Я понял, что это не моя кровь, а его собственная – она текла из его рта по шее, по груди, по его красному халату, и густыми каплями падала на пол. С ним что-то случилось – можно было подумать, искусали не меня, а его. Шатаясь, он вернулся на свой красный диван, сел на него, и его ноги быстро заелозили взад-вперед по паркету.
Я вспомнил фильм Тарковского «Андрей Рублев», где показывали старинную казнь – монаху заливали в рот расплавленный металл. Все время перед экзекуцией монах страшно ругал своих палачей, но после того как они влили металл ему в глотку, не произнес больше ни слова, и только дергался всем телом. Страшнее всего было именно его молчание. Таким же страшным показалось мне молчание моего собеседника.

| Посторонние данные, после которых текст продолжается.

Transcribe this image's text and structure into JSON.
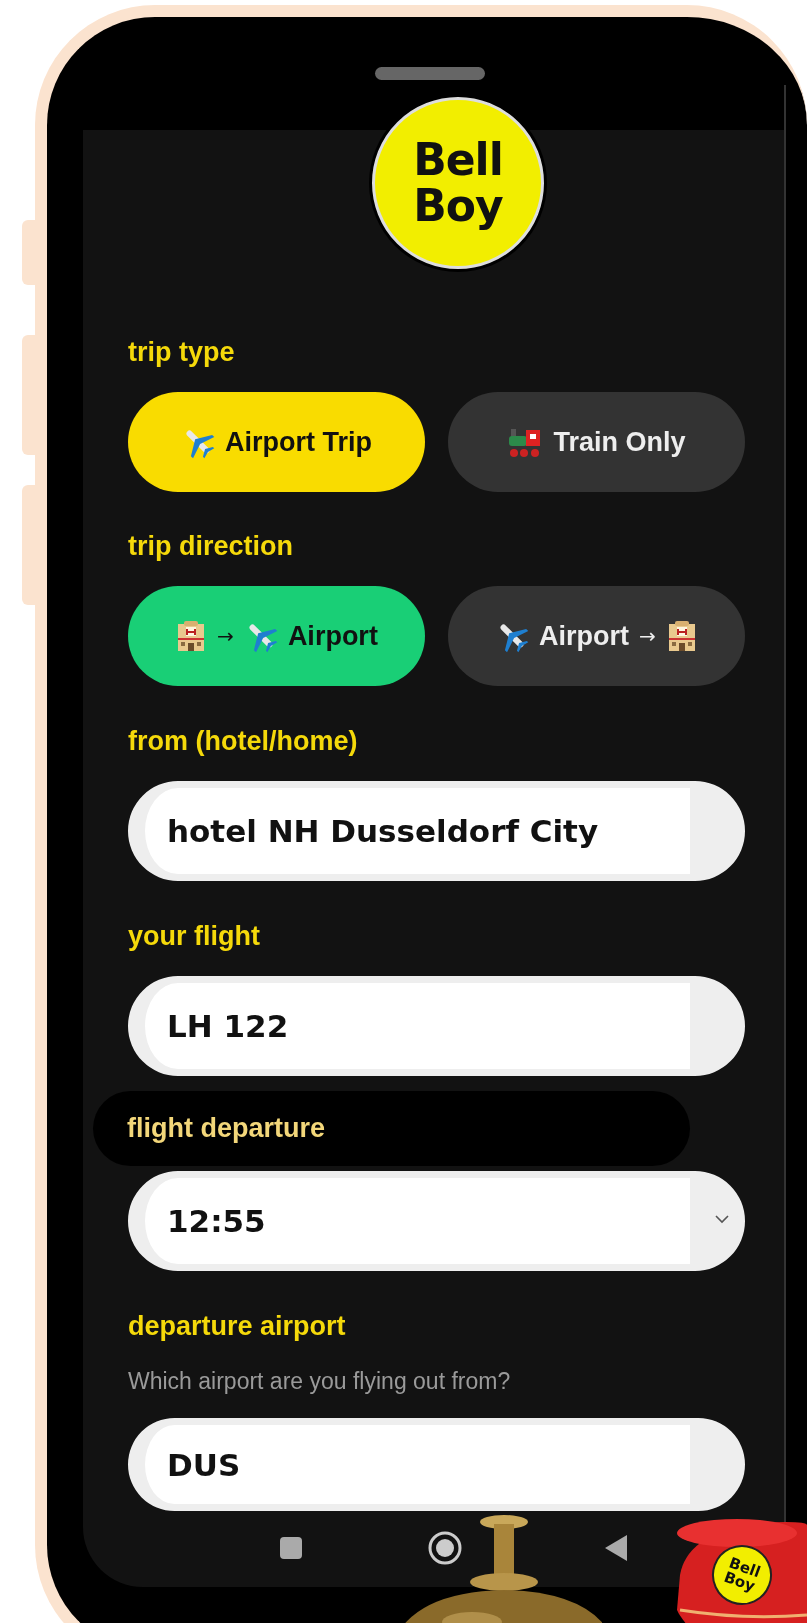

Не переставая дрыгать ногами, он сунул руку в карман халата, достал маленький никелированный пистолет и быстро выстрелил себе в голову – в бок цилиндрической маски, скрывавшей его лицо. Его голова качнулась из стороны в сторону, рука с пистолетом упала на диван, и он замер.
Тут я почувствовал в своей шее, под челюстью, какое-то слабое движение. Больно не было – словно мне вкололи анестезию, – но было жутко. Я уже терял сознание, и происходящее ощущалось все слабее. Меня неудержимо клонило в сон.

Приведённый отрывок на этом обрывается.